I'm having some trouble with this particular question.

∫∫x dA bound by y = 4x^3 - x^4 and y = 3 - 4x + 4x^2.

All I can think to do is equate the two equations to find where they intercept to give the bounds for the double integral giving 0 = x^4 - 4x^3 + 4x^2 - 4x + 3. But I don't know where to go from here.
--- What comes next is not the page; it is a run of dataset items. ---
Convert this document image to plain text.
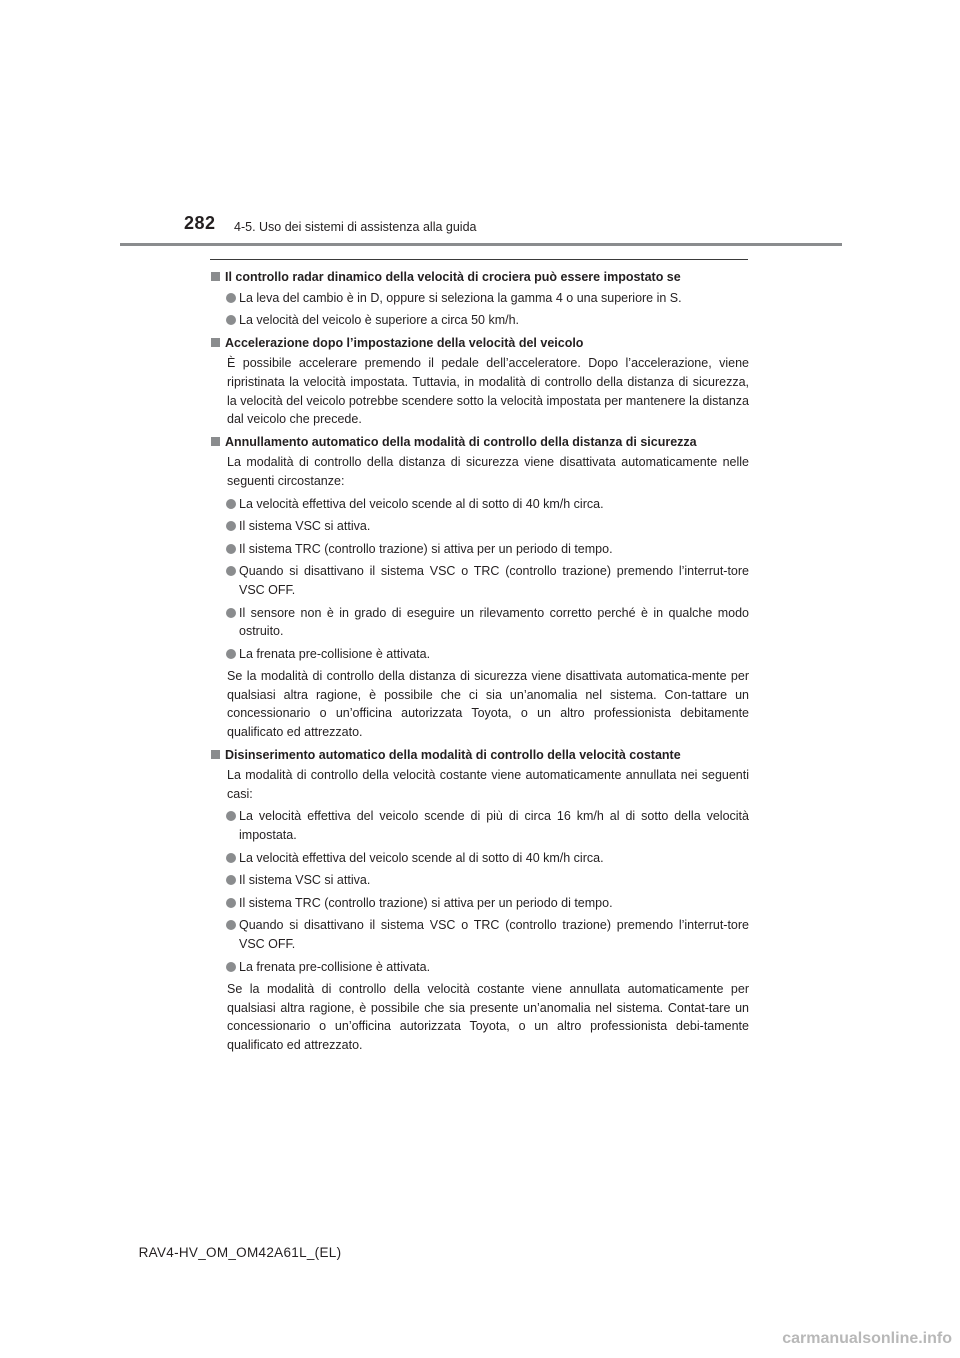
282 4-5. Uso dei sistemi di assistenza alla guida
Il controllo radar dinamico della velocità di crociera può essere impostato se
La leva del cambio è in D, oppure si seleziona la gamma 4 o una superiore in S.
La velocità del veicolo è superiore a circa 50 km/h.
Accelerazione dopo l’impostazione della velocità del veicolo
È possibile accelerare premendo il pedale dell’acceleratore. Dopo l’accelerazione, viene ripristinata la velocità impostata. Tuttavia, in modalità di controllo della distanza di sicurezza, la velocità del veicolo potrebbe scendere sotto la velocità impostata per mantenere la distanza dal veicolo che precede.
Annullamento automatico della modalità di controllo della distanza di sicurezza
La modalità di controllo della distanza di sicurezza viene disattivata automaticamente nelle seguenti circostanze:
La velocità effettiva del veicolo scende al di sotto di 40 km/h circa.
Il sistema VSC si attiva.
Il sistema TRC (controllo trazione) si attiva per un periodo di tempo.
Quando si disattivano il sistema VSC o TRC (controllo trazione) premendo l’interrut-tore VSC OFF.
Il sensore non è in grado di eseguire un rilevamento corretto perché è in qualche modo ostruito.
La frenata pre-collisione è attivata.
Se la modalità di controllo della distanza di sicurezza viene disattivata automatica-mente per qualsiasi altra ragione, è possibile che ci sia un’anomalia nel sistema. Con-tattare un concessionario o un’officina autorizzata Toyota, o un altro professionista debitamente qualificato ed attrezzato.
Disinserimento automatico della modalità di controllo della velocità costante
La modalità di controllo della velocità costante viene automaticamente annullata nei seguenti casi:
La velocità effettiva del veicolo scende di più di circa 16 km/h al di sotto della velocità impostata.
La velocità effettiva del veicolo scende al di sotto di 40 km/h circa.
Il sistema VSC si attiva.
Il sistema TRC (controllo trazione) si attiva per un periodo di tempo.
Quando si disattivano il sistema VSC o TRC (controllo trazione) premendo l’interrut-tore VSC OFF.
La frenata pre-collisione è attivata.
Se la modalità di controllo della velocità costante viene annullata automaticamente per qualsiasi altra ragione, è possibile che sia presente un’anomalia nel sistema. Contat-tare un concessionario o un’officina autorizzata Toyota, o un altro professionista debi-tamente qualificato ed attrezzato.
RAV4-HV_OM_OM42A61L_(EL)
carmanualsonline.info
Any help would be appreciated.

 

[Pseudo Statistic]

That's pretty nasty.
Maybe you could try Newton's method? Take an initial guess, e.g. x=1...
Actually, it looks like x=1 works.. (1 - 4 + 4 - 4 + 3 = -3 + 4 - 4 + 3 = 0)
So since we have that, divide through by (x-1) to get the other roots.
Have fun. :D

 

[NateTG]

The only possible rational roots are:
\pm 1, \pm 3
so you could start by checking whether those are intersections.

 

[haroldholt]

What method did you use to find those roots?

 

[NateTG]

http://mathworld.wolfram.com/RationalZeroTheorem.html

Gives you a list of rational zeros to try.

 

[haroldholt]

Cheers mate. Can't say I've ever heard of the rational zero theorem.